Considering that she has a literal guardian (which essentially makes her little better than a “minor”) – many of these rumors sound plausible. The fact is we just don’t know.
#FreeBritney Activists Hope Today’s Court Date Will Change Everything
What’s important here is that Britney Spears fans believe this woman is backed into a corner – and they believe the conservatorship gives her no way to win. Not by herself, at least, which is why #FreeBritney exists in the first place.
And they’ve been wildly successful at raising awareness about the issue:
- A WhiteHouse.gov petition asking the Trump administration to carefully review the Spears case has garnered more than the required 100,000 signatures it needs to warrant a response from the White House itself.
- A Change.org petition seeking for Spears to be granted the right to her own lawyer gained almost 225,000 signatures.
An excerpt from the Washington Post encapsulates why they’re so concerned about the pop idol:
From the outside — and even for some inside Spears’s world — the restrictions surrounding the pop star are startling. This is a celebrity who has toured the world, racked up a string of No. 1 hits and platinum albums and starred in a popular four-year Las Vegas residency.
Today, Spears exists in a carefully protected bubble, handlers shielding her from negative influences or hangers-on. She doesn’t have an email address, and her father has the right to sign her tax forms, revoke all powers of attorney and “pursue opportunities related to professional commitments and activities including but not limited to performing, recording, videos, tours, TV shows and other similar activities as long as they are approved by Ms. Spears’s medical team,” according to documents.

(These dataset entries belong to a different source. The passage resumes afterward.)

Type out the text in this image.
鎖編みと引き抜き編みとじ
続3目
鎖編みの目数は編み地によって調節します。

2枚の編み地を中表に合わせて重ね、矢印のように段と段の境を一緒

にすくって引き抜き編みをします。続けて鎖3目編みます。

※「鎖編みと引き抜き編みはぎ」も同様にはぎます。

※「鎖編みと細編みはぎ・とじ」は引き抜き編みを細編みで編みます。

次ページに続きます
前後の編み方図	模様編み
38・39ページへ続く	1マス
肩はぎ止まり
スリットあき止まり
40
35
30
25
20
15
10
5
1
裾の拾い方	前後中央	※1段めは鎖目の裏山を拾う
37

Naturally, the Jamie Spears camp continues pushing back against what’s being described as “the #FreeBritney narrative.”
“Camp Conservatorship” has even sued a #FreeBritney supporter.
Though the conservatorship order itself technically extends until at least August 22, fans hope Wednesday’s hearing might be the beginning of the end.
Behind this decade-long legal fight stands an unavoidable question. If a woman is deemed capable of:
- Releasing multiple albums
- Embarking on worldwide tours
- Holding a massively successful Las Vegas residency
Then why isn’t she deemed capable of holding fundamental civil liberties?
Disclaimer: The opinions expressed in this article do not necessarily reflect the views of CCN.com.